Idêntico procedimento em outros romances que
anunciam os títulos dos livros vindouros afasta a hipótese de uma casualidade.
Quanto ao tema de Estrela Polar ou a sua problemática fundamental, o próprio
Vergílio Ferreira, também numa dimensão ensaística, tal como o fizera em
relação a Aparição a explica em Invocação ao meu Corpo:
“ Porque um “tu” é um “eu” que estamos vendo em
alguém, um “eu” fugitivo, inapreensível e todavia tão presente que nos perturba
de inquietação. (...) No contraste radical entre um corpo morto e a necessidade
de que alguém o estivesse vivendo é que se aflora a misteriosa entidade do “eu”

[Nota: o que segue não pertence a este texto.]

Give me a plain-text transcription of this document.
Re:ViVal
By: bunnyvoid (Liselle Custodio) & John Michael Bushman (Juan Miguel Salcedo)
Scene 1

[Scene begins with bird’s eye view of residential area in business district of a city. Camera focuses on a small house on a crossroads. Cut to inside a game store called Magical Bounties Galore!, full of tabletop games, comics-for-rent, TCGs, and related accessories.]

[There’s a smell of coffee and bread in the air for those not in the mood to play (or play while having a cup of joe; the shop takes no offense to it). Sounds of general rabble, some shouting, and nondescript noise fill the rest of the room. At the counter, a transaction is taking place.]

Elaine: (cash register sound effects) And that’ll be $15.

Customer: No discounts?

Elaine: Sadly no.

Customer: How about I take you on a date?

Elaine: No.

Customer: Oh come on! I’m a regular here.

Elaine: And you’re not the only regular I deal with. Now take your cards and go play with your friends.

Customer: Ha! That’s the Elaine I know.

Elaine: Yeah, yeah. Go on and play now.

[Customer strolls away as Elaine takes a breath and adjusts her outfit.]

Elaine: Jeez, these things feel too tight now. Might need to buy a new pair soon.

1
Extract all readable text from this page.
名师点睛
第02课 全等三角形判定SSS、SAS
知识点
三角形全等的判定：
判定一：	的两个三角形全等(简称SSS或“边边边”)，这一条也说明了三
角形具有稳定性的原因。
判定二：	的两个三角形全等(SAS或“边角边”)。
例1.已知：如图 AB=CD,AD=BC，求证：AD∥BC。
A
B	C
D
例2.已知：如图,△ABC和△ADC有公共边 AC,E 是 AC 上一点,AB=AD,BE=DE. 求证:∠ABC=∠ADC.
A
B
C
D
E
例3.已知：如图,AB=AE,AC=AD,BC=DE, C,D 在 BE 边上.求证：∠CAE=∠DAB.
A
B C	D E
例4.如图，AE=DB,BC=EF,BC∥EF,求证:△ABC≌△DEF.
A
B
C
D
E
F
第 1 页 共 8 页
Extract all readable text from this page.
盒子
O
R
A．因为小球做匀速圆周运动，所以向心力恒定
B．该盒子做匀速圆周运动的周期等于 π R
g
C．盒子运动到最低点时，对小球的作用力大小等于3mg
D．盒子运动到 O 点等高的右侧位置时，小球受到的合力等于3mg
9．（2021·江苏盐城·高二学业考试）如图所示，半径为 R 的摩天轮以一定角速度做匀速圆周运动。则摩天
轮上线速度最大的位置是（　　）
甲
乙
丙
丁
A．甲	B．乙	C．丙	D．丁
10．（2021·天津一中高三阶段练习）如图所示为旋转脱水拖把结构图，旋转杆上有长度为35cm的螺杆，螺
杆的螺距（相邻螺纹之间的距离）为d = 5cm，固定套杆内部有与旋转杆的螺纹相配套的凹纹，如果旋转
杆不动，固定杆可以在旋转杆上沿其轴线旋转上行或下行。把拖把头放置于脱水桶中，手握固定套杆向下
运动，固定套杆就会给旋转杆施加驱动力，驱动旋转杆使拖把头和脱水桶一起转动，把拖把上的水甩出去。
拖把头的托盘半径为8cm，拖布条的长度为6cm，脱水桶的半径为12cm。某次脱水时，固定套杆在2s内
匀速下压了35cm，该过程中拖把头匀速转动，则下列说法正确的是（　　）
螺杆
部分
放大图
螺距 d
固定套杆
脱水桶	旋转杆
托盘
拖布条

que vive no “tu”, a estranha realidade viva que no dia-a-dia se não vê quando
se vê apenas o “tu” a viver e não o “eu” desse “tu” que através dele o está
vivendo, o está sendo, presente, inquietante, necessário. Contei em Estrela
Polar a experiência desse “tu” – Valerá a pena recontá-la? Imagina que te
encontras com alguém que já não vias há muito. Recordas com ele um passado
comum. Todos os elementos de um acerto mútuo estão aí, desde os fatos que ambos
recordais até a face desse alguém, aos seus gestos, à sua voz. Percorrestes
pela memória mil acontecimentos comuns, recuperaste-vos totalmente e mutuamente
nesse encontro. Mas eis que ao despedir-vos, esse teu amigo te diz que ele não
é esse teu amigo mas sim um seu irmão gêmeo. Imediatamente uma alteração
profunda se instalou nas vossas relações. Mas se te perguntares em quê, não é
fácil responderes. Naturalmente dirias que esse teu amigo não era ele, que era
outra pessoa. Mas outra em quê? O corpo é igual nos mínimos pormenores, igual a
face e os gestos e a voz e os olhos. Iguais as idéias, os sentimentos, as
recordações, o todo integral da sua vida e ao que ele é. Se percorreres todos
os pormenores, encontrá-los-ás em hipóteses absolutamente iguais. Começa onde
quiseres, examina cada minúcia que constitui o teu amigo, progride até ao mais
extremo limite e verficarás que nada escapa a uma integral igualdade. Mas se
isto é assim, deveria ser-te indiferente seres amigo deste como eras amigo do
outro. Pois se uma pessoa e aquilo que ela nos é, se uma pessoa e aquilo que a
manifesta, se aquilo que nos define e aquilo que somos e esse alguém que
encontramos em nada difere, em hipótese, do alguém que esperávamos encontrar,
nenhuma razão havia para que as relações com ele se perturbassem. Mas elas
perturbam-se, porque esse alguém não é o outro. Em quê, porém, não é o outro? E
eis que se levanta agora flagrante essa coisa obscura que determina o “tu de
alguém. Não é nada. E é tudo. Porque toda a sua pessoa está naquilo que a diz –
e no entanto não está. Toda a sua pessoa se revela no que vem à superfície ou
aí se anuncia, e no entanto alguma coisa ficou ainda atrás, indizível e
inacessível, fugidia e flagrante – início puro e categórico, intocável e nula
realidade, e no entanto fulgurante e categórica realidade”.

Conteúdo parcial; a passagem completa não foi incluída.